Designers & Agents show

Inside the Designers & Agents show. Courtesy of Designers & Agents

“Retailers come here to find something to distinguish their store from the status quo,” said Meryl Mandelbaum, pointing to the show’s eclectic mix of “independent designer brands. There is no fast fashion here.”

That was the appeal for Bo Kim, owner of Bocnyc, which has two stores in Manhattan — on Madison Avenue and Columbus Avenue — and will be opening a third in TriBeCa in June.

Kim was browsing through the Organic by John Patrick and Communitie booth at the show. “This is the only show I go to,” she said, adding that its mix of established and emerging brands from Europe and the U.S. was a drawing card for her since her store carries a mix of domestic and international brands.

“I found Organic by John Patrick here a long time ago,” she said, adding that she was shopping the show for “some items, not whole collections, to make our stores unique and different from department stores. Our stores are very small, so we’re picky — that’s how we survive. We’re always looking for something new.”

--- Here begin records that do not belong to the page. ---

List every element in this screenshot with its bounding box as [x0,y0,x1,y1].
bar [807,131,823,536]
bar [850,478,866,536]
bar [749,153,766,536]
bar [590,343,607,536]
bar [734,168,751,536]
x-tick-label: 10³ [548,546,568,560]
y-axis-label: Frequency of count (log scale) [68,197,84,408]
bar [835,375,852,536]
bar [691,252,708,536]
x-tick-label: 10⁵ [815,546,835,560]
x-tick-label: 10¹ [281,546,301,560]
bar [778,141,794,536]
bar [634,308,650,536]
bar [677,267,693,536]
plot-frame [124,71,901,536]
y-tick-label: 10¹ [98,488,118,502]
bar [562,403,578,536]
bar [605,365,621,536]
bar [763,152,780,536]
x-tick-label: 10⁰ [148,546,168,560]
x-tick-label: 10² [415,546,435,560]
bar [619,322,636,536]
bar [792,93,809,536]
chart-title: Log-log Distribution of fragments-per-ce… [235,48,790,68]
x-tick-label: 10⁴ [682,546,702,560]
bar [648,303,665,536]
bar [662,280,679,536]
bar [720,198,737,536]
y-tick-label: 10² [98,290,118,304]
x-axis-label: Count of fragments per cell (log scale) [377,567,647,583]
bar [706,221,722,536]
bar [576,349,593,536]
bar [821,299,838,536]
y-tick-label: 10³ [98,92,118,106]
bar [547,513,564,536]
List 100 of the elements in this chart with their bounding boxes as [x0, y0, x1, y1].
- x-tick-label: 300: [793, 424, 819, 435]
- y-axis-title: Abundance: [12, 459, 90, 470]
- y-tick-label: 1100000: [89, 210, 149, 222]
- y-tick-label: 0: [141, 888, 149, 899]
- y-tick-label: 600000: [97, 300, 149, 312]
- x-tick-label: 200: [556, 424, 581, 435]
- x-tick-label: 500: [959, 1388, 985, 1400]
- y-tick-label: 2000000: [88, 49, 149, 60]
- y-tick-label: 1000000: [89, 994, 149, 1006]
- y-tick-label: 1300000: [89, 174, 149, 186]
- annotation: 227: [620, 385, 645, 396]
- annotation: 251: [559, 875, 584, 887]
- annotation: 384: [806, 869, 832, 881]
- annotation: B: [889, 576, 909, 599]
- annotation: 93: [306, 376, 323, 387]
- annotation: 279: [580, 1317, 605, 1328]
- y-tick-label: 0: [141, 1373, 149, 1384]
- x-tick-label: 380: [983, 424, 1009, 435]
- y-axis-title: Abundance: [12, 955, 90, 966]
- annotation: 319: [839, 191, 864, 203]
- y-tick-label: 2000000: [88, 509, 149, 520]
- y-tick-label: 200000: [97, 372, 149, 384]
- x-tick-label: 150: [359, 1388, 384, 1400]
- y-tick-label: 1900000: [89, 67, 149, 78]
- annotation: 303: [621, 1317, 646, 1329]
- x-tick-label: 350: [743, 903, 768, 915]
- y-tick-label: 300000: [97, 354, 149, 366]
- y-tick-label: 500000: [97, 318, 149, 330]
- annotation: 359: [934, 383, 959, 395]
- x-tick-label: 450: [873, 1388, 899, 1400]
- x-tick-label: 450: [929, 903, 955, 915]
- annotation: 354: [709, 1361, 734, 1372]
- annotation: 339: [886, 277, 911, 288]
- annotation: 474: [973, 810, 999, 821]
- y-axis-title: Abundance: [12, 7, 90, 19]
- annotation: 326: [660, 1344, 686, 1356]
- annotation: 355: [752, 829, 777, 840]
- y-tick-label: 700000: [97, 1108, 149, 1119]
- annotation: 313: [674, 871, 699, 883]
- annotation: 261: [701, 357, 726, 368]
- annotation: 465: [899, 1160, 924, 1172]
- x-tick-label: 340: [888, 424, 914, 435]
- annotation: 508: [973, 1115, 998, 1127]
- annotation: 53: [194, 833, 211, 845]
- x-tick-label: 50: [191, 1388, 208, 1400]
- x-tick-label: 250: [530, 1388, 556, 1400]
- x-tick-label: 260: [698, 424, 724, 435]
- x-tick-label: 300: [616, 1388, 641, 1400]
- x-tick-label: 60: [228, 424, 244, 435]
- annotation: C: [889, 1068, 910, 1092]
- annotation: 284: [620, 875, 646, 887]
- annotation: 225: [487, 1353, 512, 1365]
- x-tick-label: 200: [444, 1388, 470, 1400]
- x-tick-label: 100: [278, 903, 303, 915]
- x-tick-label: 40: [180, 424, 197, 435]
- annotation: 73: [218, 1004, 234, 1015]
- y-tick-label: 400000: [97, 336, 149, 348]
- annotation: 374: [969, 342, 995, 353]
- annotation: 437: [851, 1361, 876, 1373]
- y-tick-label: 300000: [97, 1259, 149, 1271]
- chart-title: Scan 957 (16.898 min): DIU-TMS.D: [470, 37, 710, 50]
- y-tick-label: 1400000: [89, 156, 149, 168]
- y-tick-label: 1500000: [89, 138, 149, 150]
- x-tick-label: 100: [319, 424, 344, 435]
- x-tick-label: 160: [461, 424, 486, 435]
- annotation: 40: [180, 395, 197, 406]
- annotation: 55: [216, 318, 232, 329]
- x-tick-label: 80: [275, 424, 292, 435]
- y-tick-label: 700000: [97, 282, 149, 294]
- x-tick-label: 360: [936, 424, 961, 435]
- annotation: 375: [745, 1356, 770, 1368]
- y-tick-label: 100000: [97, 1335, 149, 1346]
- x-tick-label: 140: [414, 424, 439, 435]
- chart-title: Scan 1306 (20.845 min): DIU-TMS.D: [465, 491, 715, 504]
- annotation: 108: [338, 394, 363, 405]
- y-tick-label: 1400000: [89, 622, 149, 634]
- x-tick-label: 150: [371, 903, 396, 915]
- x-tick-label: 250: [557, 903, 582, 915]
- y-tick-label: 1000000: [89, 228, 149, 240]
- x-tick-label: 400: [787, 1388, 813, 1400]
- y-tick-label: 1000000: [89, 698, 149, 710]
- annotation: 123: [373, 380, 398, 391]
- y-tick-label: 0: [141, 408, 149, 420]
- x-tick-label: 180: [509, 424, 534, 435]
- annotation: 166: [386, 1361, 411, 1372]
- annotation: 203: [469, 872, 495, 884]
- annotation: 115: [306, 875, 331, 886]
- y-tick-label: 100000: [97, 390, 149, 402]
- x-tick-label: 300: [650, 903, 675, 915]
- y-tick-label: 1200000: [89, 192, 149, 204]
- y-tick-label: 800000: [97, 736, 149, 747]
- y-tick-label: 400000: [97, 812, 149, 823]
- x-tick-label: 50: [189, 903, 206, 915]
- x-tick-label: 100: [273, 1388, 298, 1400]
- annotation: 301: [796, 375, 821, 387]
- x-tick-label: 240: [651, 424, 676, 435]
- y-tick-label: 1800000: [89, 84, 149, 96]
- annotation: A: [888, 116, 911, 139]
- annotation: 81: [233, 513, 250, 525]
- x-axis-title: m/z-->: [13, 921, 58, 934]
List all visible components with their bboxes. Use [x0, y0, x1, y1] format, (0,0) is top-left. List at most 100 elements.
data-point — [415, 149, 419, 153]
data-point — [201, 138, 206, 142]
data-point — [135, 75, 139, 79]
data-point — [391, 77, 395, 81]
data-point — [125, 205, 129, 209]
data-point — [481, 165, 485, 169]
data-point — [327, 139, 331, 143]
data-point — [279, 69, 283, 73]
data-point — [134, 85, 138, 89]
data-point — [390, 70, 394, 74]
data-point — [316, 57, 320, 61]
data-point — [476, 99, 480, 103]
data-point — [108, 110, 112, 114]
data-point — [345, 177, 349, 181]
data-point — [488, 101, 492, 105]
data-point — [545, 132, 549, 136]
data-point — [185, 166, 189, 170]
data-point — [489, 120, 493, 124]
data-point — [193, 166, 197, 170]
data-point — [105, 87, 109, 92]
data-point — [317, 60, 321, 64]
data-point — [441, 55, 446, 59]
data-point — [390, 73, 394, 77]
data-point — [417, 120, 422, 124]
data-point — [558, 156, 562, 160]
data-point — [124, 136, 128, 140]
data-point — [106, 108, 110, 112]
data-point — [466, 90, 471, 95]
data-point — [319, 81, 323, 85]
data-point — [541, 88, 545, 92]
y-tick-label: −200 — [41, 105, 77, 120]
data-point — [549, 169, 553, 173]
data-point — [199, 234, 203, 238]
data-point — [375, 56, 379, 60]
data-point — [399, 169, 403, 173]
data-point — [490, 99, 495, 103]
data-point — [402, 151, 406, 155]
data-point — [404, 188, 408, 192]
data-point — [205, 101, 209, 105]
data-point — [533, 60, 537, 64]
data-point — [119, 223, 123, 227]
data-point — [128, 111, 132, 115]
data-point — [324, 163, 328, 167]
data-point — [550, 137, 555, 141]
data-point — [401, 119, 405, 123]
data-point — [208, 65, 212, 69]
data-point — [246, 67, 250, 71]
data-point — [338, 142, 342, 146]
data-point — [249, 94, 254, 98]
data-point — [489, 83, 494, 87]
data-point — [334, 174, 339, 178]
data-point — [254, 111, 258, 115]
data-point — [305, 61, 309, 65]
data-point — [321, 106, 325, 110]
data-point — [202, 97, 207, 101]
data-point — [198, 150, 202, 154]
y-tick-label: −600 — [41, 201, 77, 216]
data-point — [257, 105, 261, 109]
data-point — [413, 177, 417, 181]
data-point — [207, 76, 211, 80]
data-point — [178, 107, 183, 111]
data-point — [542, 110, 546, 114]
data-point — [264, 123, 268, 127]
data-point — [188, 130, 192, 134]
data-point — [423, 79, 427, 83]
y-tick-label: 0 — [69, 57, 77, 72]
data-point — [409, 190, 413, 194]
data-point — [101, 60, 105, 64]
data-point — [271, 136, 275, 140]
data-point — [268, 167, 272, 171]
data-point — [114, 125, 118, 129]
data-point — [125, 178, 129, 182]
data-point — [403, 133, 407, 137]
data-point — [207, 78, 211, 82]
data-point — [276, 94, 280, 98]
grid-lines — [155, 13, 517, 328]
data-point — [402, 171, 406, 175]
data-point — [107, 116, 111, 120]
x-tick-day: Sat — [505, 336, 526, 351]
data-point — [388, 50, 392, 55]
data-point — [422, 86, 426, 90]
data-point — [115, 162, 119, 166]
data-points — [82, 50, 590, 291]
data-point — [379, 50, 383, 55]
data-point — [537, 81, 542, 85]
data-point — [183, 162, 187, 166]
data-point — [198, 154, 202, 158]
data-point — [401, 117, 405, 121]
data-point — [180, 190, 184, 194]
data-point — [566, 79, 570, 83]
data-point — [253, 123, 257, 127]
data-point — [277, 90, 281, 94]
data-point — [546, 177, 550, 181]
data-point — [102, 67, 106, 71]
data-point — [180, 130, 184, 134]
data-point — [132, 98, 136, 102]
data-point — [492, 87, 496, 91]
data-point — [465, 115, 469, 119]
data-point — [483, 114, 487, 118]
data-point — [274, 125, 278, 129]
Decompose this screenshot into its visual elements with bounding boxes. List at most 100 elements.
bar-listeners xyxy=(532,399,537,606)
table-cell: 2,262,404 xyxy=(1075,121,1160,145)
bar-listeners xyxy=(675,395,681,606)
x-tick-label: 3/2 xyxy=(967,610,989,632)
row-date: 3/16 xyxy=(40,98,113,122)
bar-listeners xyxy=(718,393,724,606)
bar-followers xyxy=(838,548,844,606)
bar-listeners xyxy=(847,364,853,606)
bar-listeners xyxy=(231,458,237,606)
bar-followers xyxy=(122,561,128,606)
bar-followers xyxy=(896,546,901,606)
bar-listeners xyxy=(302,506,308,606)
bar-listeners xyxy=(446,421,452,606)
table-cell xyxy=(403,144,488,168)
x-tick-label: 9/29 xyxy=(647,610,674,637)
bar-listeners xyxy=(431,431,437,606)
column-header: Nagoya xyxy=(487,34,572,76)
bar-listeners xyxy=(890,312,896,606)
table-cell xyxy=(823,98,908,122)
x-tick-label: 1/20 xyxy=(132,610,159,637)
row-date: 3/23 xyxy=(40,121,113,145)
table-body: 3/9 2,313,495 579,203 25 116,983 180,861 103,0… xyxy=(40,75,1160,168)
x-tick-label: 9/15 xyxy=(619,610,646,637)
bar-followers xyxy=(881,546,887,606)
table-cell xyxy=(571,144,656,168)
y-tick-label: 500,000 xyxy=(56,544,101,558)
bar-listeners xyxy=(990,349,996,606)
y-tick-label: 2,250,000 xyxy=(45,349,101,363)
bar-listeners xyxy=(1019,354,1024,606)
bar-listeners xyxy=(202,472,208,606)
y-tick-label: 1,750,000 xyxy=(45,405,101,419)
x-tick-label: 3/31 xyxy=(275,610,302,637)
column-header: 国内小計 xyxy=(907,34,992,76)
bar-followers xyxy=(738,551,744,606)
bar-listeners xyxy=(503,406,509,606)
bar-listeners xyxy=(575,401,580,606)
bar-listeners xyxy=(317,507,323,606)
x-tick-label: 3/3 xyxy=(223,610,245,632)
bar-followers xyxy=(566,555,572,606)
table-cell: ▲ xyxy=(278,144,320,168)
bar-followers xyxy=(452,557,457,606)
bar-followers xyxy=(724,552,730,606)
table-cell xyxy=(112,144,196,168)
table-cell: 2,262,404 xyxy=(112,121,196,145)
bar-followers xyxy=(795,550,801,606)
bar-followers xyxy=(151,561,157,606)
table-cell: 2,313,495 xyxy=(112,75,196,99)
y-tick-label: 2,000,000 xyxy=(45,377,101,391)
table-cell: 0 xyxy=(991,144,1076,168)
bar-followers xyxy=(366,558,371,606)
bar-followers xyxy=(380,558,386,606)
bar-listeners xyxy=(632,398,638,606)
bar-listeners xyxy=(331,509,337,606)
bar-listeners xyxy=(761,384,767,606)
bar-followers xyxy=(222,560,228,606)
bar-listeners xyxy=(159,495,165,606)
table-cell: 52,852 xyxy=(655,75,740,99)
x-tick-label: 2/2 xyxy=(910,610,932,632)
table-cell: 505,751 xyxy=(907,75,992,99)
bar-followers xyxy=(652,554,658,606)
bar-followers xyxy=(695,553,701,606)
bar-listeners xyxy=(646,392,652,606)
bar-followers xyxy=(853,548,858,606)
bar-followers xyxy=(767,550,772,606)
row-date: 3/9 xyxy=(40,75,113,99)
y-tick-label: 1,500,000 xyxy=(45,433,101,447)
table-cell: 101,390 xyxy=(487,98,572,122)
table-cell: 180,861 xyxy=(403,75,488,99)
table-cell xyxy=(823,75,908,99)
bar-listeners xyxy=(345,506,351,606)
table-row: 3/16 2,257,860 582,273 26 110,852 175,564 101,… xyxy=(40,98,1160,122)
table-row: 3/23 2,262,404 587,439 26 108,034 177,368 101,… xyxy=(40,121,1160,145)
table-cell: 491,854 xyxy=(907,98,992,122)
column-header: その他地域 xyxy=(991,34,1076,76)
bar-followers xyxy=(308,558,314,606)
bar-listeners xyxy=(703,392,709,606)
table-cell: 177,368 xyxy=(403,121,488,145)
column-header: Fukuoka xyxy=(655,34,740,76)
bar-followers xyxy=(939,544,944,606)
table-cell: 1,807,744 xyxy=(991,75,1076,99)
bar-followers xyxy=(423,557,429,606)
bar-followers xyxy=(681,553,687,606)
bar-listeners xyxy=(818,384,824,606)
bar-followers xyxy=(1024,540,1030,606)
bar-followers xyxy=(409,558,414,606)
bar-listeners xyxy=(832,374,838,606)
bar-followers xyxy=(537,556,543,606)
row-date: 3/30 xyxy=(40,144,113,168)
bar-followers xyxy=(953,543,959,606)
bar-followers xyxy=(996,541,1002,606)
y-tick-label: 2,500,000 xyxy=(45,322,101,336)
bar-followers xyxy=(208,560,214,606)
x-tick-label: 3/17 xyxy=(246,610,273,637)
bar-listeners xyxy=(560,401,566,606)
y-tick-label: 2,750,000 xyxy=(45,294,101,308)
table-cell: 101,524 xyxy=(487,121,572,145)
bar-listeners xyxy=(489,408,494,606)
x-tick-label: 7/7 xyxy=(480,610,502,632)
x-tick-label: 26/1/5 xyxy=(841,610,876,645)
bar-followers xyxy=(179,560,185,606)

Staying small is also a strategy for Organic by John Patrick, which showcased its tight assortment of cashmere sweaters and related knitwear pieces at the show. The sweaters were offered in an oversize crew as well as a sleeveless turtleneck model. The booth also showcased cashmere bandanas from Communitie.

Also offering up a tight assortment was Handvaerk, a 12-year-old Danish brand that offers elevated foundational pieces for women and men made from natural fibers such as wool and alpaca.

The brand name, according to John Webb, its longtime representative, is Danish and means minimalistic and straightforward. It got its start in T-shirts made from extra-long-staple Peruvian cotton, before moving into sweatshirts. Over the years, it has expanded to a full collection, all with the same aesthetic.

A women's look from Handvaerk.

A women’s look from Handvaerk. Courtesy of Handvaerk

At the show, Handvaerk showcased an expanded women’s collection that included wool and cashmere knits made in Italy, expanded pima cotton T-shirt silhouettes, elevated fleece sweats, cashmere overskirts and tailored coats.

Henry Beguelin, a 45-year-old leather goods brand founded on the island of Elba in Italy, was also exhibiting at the show. Now run by Patrick Nebiolo, formerly of Holden and Holubar, who recently purchased the majority interest in the company, the Milan-based collection is all handmade in Italy.

A Henry Beguelin bag

The Henry Beguelin bags are all handmade in Italy. Courtesy of Henry Beguelin

A variety of bags and shoes were on display at the show including shoulder bags, crossbody bags and small purses; small leather goods, and sneakers, a new category for the brand. The pieces featured the brand’s trademark overstitching as well as its distinct logo, a stick figure motif.

In addition to bags, the company also offered a peek at its expanding apparel collection, which includes knitwear as well as outerwear. “We’re trying to bring new ideas but stay true to our core,” Nebiolo said.